Teravih Namazı ……
Dedemim bir ansını paylaşmak istiyorum.
Guşgalü Ahmetin oğlu Giyasettin Kaya anlatıyor:
Yıl 1955 ile 1965 arasi Ramazan ayi. Tam olarak senesini hatirlamiyorum. Henüz yeni evli ve köyün gencleri arasinda yer aliyorum. Ramazan ayi olduğundan akşamlari iftardan sonra
Teravih namazına köyün camisine gidiyorum. Aşağı yukarı her akşam camiye yalnız gitmemek için yoldan geçenleri bekliyorum. Hani eklemesemde bi kulağim yolda. Birilerini gördügüm vakit onlara katılıp camiye beraber gidiyoruz. Beklememin nedenide, bizim evin hemen Mezarlığın yaninda olması
ve oradan yalnız geçmekten çekindiğimden kaynaklaniyordu. O zamanlar köyde elektrik felan yoktu.
Teravih namazina karanlikta gidiyorduk. Tabi her akşam birilerine denk gelmek mümkün olmuyordu.
Tek çare besmele çekip poymak oluyordu (poymak= koşmak, kaçmak). Bi akşam işten yetiştiremdiğim
için yine Teravih namazına yalniz gitmeye mecbur kalmıştım. Mezarlığın başına geldiğimde besmele cekip son sürat koşmaya başladim. Birden karşima iki kişinin çıktığını fark ettim. Fark etmemle onlara toslamam bir oldu. Ne yapacağımı şaşırmıştım. Utancımdan devam koşdum.
Deselerki: La Giyasettin, ne goşin gece yarısı, işte buna makbul bi cevabim yoktu. Neyse..

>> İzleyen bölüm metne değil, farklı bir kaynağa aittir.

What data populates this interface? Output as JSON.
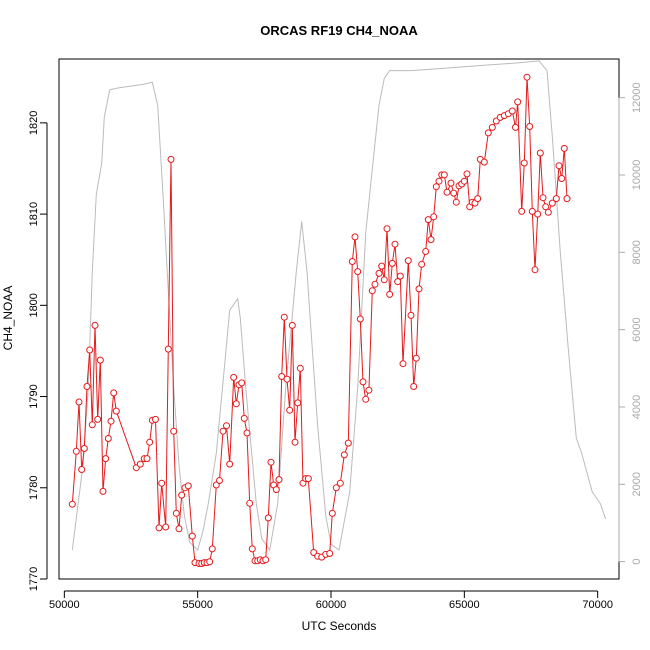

Hiç bozuntuya vermden camiye varmıştım. Aradan bi kac dakika sonra caminin girişinde telaşa koptuğnu fark ettim. Usulca arkaya doğru ilerledim. Bi baktim Hatiplardan Isen dayi ve
Sarı Mehemt bembeyaz kesilmiş soluk soluğa duruyorlardı. Başlarinda kimleri su veriyor kimileride olan bitenleri anlamaya çalışıyordu. Oradan birisi: La, noldu la. Ne bu haliz?. Isen dayi ve Sarı Mehemt soluk almaya çalışarak: Hu…hu..Hu…bize….bize Cin çarpti. Mezarlığın yanından geçiken arkamıza çarptı gitti. Cemaaten başka biri:La ikizedemi çarptı?.
Ikisi ayni anda:Vallahda çarptı billah çarptı…. . Yine bişey söyleyemedim. O akşam biraz gürültülüde olsa Teravih namazı hayirlisiyla kildik. Bu olaydan sonra köyden bi kaç kişinin
zaman zaman Mezarlıkta nöbet tuttuklarina bile şahit oldum. O günden sonra herhalde mezarlığın
yanindan en cesaretli ben geçerdim……
Geçmiş büyüklerimizin ruhlarina el fatiha. Hakkınız helal edin.
Berlinden kucak dolusu selamlar.
Bu vaka ta Hindistanda bile anlatılıyor.